The premises to be searched were originally identified in typewriting as "2242 Walton Lane # 1204, City of Atlanta, DeKalb County, Georgia." As explained by Detective McCord during the hearing on the motion, an undercover buy using a confidential informant had been made and was the factual premise upon which the warrant was sought. Apartment # 1204 was provided by the informant to the officers as the correct number. The officers had watched the informant go in and out of what was really apartment # 1206, next door to # 1204, but relied on the informant for the number. After Magistrate Malicki issued the warrant and just prior to executing it, the officers made another controlled buy from the same apartment and realized that it was, in fact, # 1206. Officer McCord then returned to the court and attempted to locate Judge Malicki, but was unsuccessful. He did locate Judge Mickle and explained the situation to him. Judge Mickle looked over the affidavit and Detective McCord swore to the truth of the contents. Judge Mickle instructed the officer to change the numeric identification of the apartment in his presence. The change was made, dated, and initialed by both the officer and Judge Mickle.

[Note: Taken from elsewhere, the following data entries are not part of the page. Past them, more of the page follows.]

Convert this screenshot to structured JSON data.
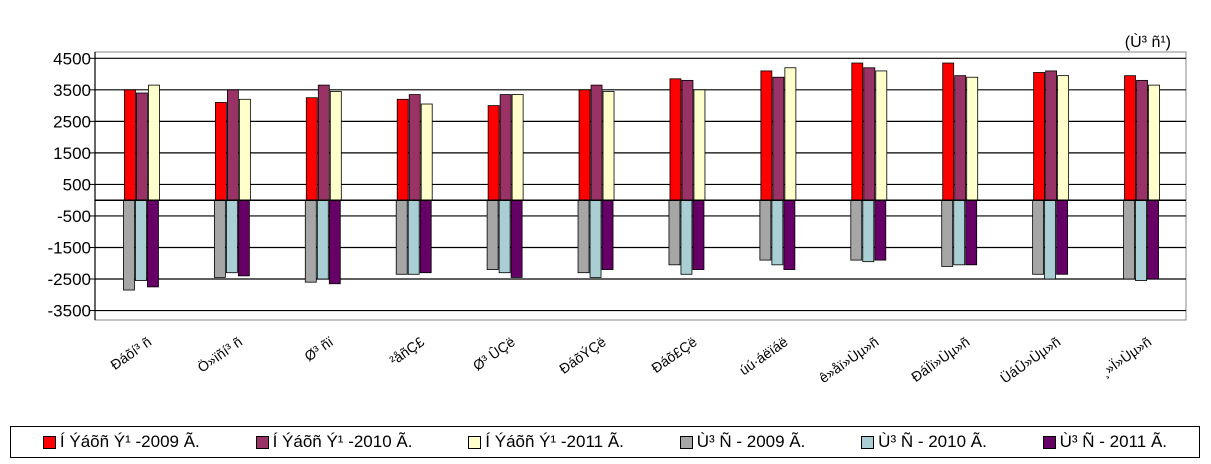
{
  "unit_label": "(Ù³ ñ¹)",
  "chart_data": {
    "type": "bar",
    "categories": [
      "Ðáõí³ ñ",
      "Ö»ïñí³ ñ",
      "Ø³ ñï",
      "²åñÇ£",
      "Ø³ ÛÇë",
      "ÐáõÝÇë",
      "Ðáõ£Çë",
      "úú·áëïáë",
      "ê»åï»Ùµ»ñ",
      "ÐáÏï»Ùµ»ñ",
      "ÜáÛ»Ùµ»ñ",
      "¸»Ï»Ùµ»ñ"
    ],
    "series": [
      {
        "name": "Í Ýáõñ Ý¹ -2009 Ã.",
        "color": "#FF0000",
        "values": [
          3500,
          3100,
          3250,
          3200,
          3000,
          3500,
          3850,
          4100,
          4350,
          4350,
          4050,
          3950
        ]
      },
      {
        "name": "Í Ýáõñ Ý¹ -2010 Ã.",
        "color": "#993366",
        "values": [
          3400,
          3500,
          3650,
          3350,
          3350,
          3650,
          3800,
          3900,
          4200,
          3950,
          4100,
          3800
        ]
      },
      {
        "name": "Í Ýáõñ Ý¹ -2011 Ã.",
        "color": "#FFFFCC",
        "values": [
          3650,
          3200,
          3450,
          3050,
          3350,
          3450,
          3500,
          4200,
          4100,
          3900,
          3950,
          3650
        ]
      },
      {
        "name": "Ù³ Ñ - 2009 Ã.",
        "color": "#A6A6A6",
        "values": [
          -2850,
          -2450,
          -2600,
          -2350,
          -2200,
          -2300,
          -2050,
          -1900,
          -1900,
          -2100,
          -2350,
          -2500
        ]
      },
      {
        "name": "Ù³ Ñ - 2010 Ã.",
        "color": "#A9CFD4",
        "values": [
          -2550,
          -2300,
          -2500,
          -2350,
          -2300,
          -2450,
          -2350,
          -2050,
          -1950,
          -2050,
          -2500,
          -2550
        ]
      },
      {
        "name": "Ù³ Ñ - 2011 Ã.",
        "color": "#660066",
        "values": [
          -2750,
          -2400,
          -2650,
          -2300,
          -2450,
          -2200,
          -2200,
          -2200,
          -1900,
          -2050,
          -2350,
          -2500
        ]
      }
    ],
    "yticks": [
      4500,
      3500,
      2500,
      1500,
      500,
      -500,
      -1500,
      -2500,
      -3500
    ],
    "ylim": [
      -3800,
      4700
    ],
    "grid": true,
    "legend": "bottom"
  }
}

The efforts of the officer in correcting the numerical designation were reasonable and proper. Oliver v. State, 161 Ga. App. 567, 568 (1a) ( 287 S.E.2d 698) (1982); State v. Sanders, 155 Ga. App. 274, 275 ( 270 S.E.2d 850) (1980).
To the extent that intentional falsity was alleged as a basis for invalidating the search warrant, there was no showing of anything other than an unintentional mistake. This ground is without merit. Ledbetter v. State, 190 Ga. App. 843 (1) ( 380 S.E.2d 313) (1989); Wells v. State, 180 Ga. App. 133 (1) ( 348 S.E.2d 681) (1986).
3. Consideration of the fourth enumeration is made unnecessary by the conclusion reached in Division 2.
Judgment affirmed in Case No. A92A1288. Appeal dismissed in Case No. A92A1289. Birdsong, P. J., and Beasley, J., concur.